Musique et tergiversation sur tout et rien, surtout rien.

mardi 28 février 2012

Kill The Thrill - Tellurique


Un mur de son, épais, massif et corrosif, ampli l'espace. Des sonorités étranges, distordues, comme déstructurées, comblent les moindres recoins. Les basses vrombissantes nous ancrent violemment au sol, tandis que les sons aigus triturent nos psychés, s'affairant en tout sens pour trouver la faille.

Noir. Ou blanc peut-être.

On oscille entre le noir d'une dépression qui ronge les pensées et le blanc d'un vide mortifère. On est comme pétrifié, absorbé par cette absurde création musicale, incompréhensible, qui renvoie à nos angoisses les plus névrotiques. A quoi bon ? Qu'est-ce qu'on fout là ? Quel sens prend tout cela ? Mais impossible de bouger. L'écoute se révèle une épreuve, et pourtant nous restons de marbre, le regard hagard, dissolu par les sons qui se répandent et découvrent nos tourments intimes, réouvrant les plaies et nous forçant à les contempler, impuissant. On plane, sans doute, et pourtant, le plaisir n'est pas vraiment de mise. Un plaisir masochiste, peut-être, le plaisir d'être comme mis à nu, découvert, sans protection, nos abysses si bien protégés soudain découverts, nous rappelant leur infaillible présence.

La musique de Kill the Thrill évoque nos sociétés aliénantes et aliénées. Nous sommes happés par cette immense machine, si absurde qu’elle parait à la fois trop concrète et trop irréelle. Seuls espaces possibles d’existences, la brèche maintenue béante par nos doutes, ces insurmontables aussi salutaires que destructeurs. De frêles écarts aèrent la musique, instants d’apaisement, ou plutôt de fuite, morceau de bleu dans un ciel grisé, sourire à peine esquissé sur un morne visage de cet autre si lointain. Les sons tourbillonnent, se perdent, s’éparpillent, avant de rentrer violement en collision. Entre colère et abandon, rage et abattement, doute et espoir, internement et liberté, les émotions et sensations se brouillent, semblant presque mourir à force d’être aussi malmenées.

Nerfs à vif qui lâchent soudainement, surexcitation maniaque s’anéantissant et plongeant dans une abîme sans lumière, tout cela maintenu par un fil ténu qui s’effile sans jamais rompre : qu’y a-t-il de mieux à faire que de tuer le ressenti lorsque chaque éprouvé n’est qu’explosion, lorsque plus rien ne semble maintenir une distance salvatrice avec ce qui nous entoure ? Se couper des éprouver, maîtriser à l’extrême les valves émotives, quitte à en mourir, et ne rien faire d’autre que contempler, sans mots, sans rien, de par des yeux avides de vides.

Cet album n’est ni noir, ni blanc.
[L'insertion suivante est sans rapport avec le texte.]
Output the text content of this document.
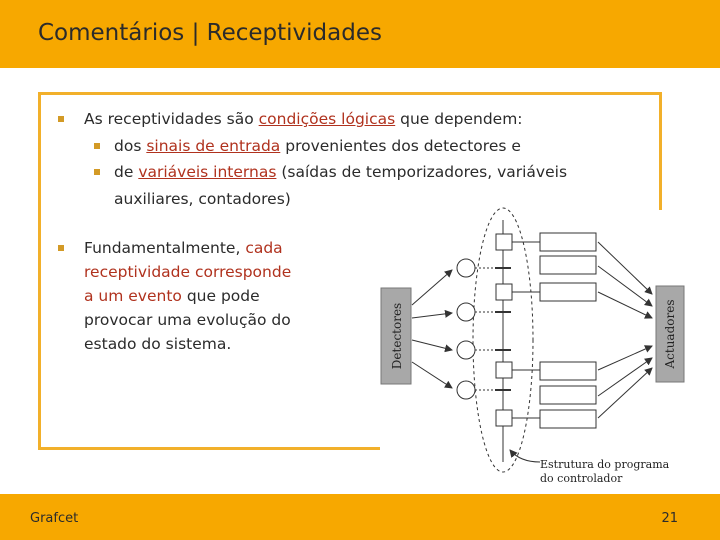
Comentários | Receptividades
As receptividades são condições lógicas que dependem:
dos sinais de entrada provenientes dos detectores e
de variáveis internas (saídas de temporizadores, variáveis
auxiliares, contadores)
Fundamentalmente, cada
receptividade corresponde
a um evento que pode
provocar uma evolução do
estado do sistema.	Detectores	Actuadores
Estrutura do programa
do controlador
Grafcet	21
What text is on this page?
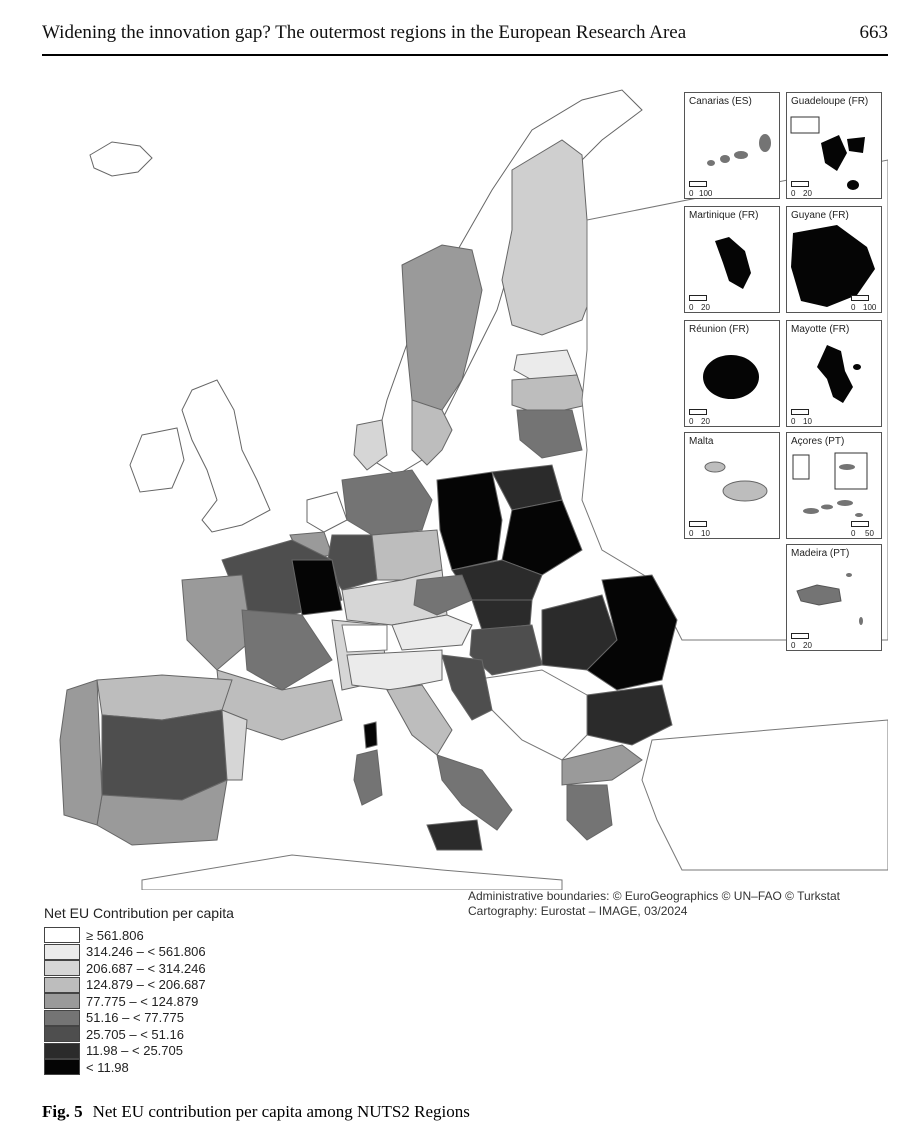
Widening the innovation gap? The outermost regions in the European Research Area	663
Canarias (ES)
0 100
Guadeloupe (FR)
0 20
Martinique (FR)
0 20
Guyane (FR)
0 100
Réunion (FR)
0 20
Mayotte (FR)
0 10
Malta
0 10
Açores (PT)
0 50
Madeira (PT)
0 20
Administrative boundaries: © EuroGeographics © UN–FAO © Turkstat
Cartography: Eurostat – IMAGE, 03/2024
Net EU Contribution per capita
≥ 561.806
314.246 – < 561.806
206.687 – < 314.246
124.879 – < 206.687
77.775 – < 124.879
51.16 – < 77.775
25.705 – < 51.16
11.98 – < 25.705
< 11.98
Fig. 5 Net EU contribution per capita among NUTS2 Regions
Il n’y a pas plus d’espoir que de désespoir, il n’y a même ni l’un ni l’autre. Ce n’est qu’un constat, une vision, une existence dépeinte au travers de quasi non-sensations. Violence de sentiments avortés, d’espoirs annihilés, Tellurique est un cri lancé depuis les tréfonds d’une âme tourmentée, un appel à en finir qui n’attend pas de réponse, une tentative d’explication qui ne trouvera en guise de réponse que des échos d’absence, dont la présence rend plus insupportable encore l’énigme de l’existence. « Kill The Thrill », seule réponse à cet insondable mystère, cristallisant le paradoxe de nos sociétés modernes où l’existence ne peut se déployer que dans une négation même de celle-ci.
Aussi rude que la lecture d’un bouquin de psychopathologie où notre normalité vacille face à l’énoncé des bords d’une pathologie pas si lointaine, aussi fou qu’une œuvre philosophique corrosive interrogeant le sens de nos repères existentiels, Tellurique est à n’en point douter une remise en question de ces croyances personnelles profondes qui nous définissent et tentent de nous maintenir dans l’illusion d’une logique de notre existence.